Quelles sont les plus grandes actions que vous avez mises en œuvre ?
Depuis sa création en octobre 2013, le Forum algérien pour les personnes handicapées a organisé nombre de manifestations. La première du genre est une rencontre nationale centrée sur «Les personnes handicapées et la réalité économique à la lumière des défis contemporains nationaux», organisée en 2014 à Blida. Le second événement a eu lieu en 2015 sur le «Terrorisme des routes», à Djelfa, du fait que cette wilaya a caracolé en tête des wilayas du pays où les accidents de la circulation ont causé beaucoup de handicaps.


Trouvez-vous une oreille attentive auprès des pouvoirs publics ?
 Nous avons été consultés dans le cadre de la révision de la Constitution. Nous avons proposé, et obtenu, à ce que la notion de handicap soit incluse dans le texte édictant «la non-discrimination pour cause de langue, de religion, d’origine et de handicap». Nous avons également proposé, mais pas encore acquis, l’affectation d’un quota dans les assemblées élues réservé aux personnes aux besoins spécifiques, comme c’est le cas pour les femmes. Nous considérons, en effet, que les handicapés sont en droit de voir leurs pairs les défendre au niveau de l’APN, au Conseil de la Nation et autres assemblées élues de wilaya et communales. Nous sommes également membres à part entière du Conseil national des handicapés relevant du ministère de la Solidarité nationale, de la Famille et de la Condition de la femme, à la faveur du renouvellement de sa composante en décembre 2017. 


Le FCE s’implique en faveur des handicapés. De quoi s’agit-il au juste ?
Un accord sera officiellement entériné le 14 mars prochain à Biskra entre le ministère de la Solidarité nationale, de la Famille et de la Condition de la femme, le Forum des chefs d’entreprises (FCE) et l’Union générale des travailleurs algériens (UGTA). Avec cet accord, le FCE s’engage à l’intégration professionnelle des handicapés. En fait, cet accord entre en droite ligne de la politique de l’Etat algérien visant à améliorer la situation sociale et l’intégration de la catégorie des handicapés sur le plan professionnel.
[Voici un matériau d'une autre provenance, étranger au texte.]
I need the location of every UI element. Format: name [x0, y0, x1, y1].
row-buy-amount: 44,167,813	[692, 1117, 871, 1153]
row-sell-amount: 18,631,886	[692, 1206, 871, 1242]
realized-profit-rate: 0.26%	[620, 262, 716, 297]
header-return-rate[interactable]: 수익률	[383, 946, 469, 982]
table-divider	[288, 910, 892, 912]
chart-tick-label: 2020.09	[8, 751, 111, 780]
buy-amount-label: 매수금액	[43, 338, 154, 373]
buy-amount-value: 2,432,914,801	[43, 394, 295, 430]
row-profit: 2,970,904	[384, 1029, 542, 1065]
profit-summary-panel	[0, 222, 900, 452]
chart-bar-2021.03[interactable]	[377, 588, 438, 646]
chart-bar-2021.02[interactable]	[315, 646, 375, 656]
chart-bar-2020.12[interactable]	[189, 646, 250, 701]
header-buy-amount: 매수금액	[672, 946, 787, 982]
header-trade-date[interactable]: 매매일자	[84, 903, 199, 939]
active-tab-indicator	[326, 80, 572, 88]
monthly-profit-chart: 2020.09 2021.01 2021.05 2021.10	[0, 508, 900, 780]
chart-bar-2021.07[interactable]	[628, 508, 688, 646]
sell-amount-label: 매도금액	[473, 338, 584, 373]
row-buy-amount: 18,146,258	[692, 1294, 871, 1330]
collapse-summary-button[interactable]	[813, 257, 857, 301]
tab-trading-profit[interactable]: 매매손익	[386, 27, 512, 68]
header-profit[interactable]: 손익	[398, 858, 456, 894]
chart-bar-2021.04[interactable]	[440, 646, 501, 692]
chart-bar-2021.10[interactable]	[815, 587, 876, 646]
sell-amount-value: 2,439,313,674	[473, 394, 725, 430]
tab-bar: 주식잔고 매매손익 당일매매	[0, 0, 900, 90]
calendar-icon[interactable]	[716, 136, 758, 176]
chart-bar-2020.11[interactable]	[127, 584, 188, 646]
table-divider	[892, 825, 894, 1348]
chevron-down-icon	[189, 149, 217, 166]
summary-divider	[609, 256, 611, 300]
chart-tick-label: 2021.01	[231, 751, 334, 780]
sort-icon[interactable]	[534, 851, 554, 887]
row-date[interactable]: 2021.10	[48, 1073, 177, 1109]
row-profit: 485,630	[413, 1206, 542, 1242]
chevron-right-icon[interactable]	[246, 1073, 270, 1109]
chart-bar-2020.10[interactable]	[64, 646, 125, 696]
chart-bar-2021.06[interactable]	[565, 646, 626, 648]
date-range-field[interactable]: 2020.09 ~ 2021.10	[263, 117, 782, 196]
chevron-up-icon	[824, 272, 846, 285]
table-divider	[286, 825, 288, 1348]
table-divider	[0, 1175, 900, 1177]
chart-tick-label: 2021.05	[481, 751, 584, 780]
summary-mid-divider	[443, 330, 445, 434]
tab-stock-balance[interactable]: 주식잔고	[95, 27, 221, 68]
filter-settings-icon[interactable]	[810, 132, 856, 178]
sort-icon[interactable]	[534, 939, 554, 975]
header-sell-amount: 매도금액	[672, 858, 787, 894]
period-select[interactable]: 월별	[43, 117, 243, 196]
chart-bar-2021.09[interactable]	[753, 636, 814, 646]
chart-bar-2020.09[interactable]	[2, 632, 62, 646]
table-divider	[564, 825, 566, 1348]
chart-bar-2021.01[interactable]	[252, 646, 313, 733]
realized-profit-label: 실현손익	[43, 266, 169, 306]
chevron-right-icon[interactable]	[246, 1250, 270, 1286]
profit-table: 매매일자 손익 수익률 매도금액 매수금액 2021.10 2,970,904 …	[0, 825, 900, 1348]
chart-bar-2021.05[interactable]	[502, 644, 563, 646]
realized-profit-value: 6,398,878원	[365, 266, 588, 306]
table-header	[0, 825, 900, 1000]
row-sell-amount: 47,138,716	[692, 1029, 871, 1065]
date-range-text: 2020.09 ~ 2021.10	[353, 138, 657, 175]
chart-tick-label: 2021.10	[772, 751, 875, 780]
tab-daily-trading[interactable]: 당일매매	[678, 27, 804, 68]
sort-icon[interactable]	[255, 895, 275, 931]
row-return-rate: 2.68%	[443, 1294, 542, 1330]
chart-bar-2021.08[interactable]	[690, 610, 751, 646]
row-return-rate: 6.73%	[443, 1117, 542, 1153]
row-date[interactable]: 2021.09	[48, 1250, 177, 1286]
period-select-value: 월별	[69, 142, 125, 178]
En définitive, le plus grand défi reste celui de créer un cadre idoine et des mécanismes appropriés afin de favoriser le recrutement de cette catégorie de la population et, partant, bénéficier de ses énergies et capacités, favoriser ainsi son insertion professionnelle et, par conséquent, son indépendance financière. Avec un accord de ce genre, les pouvoirs publics misent sur les employeurs et notamment les investisseurs du secteur privé. Il s’agit également de mettre en pratique les programmes économiques initiés par l’Etat et la disposition que le législateur algérien a prévue, à savoir celle relative au quota minimum de 1% réservé au recrutement des personnes aux besoins spécifiques.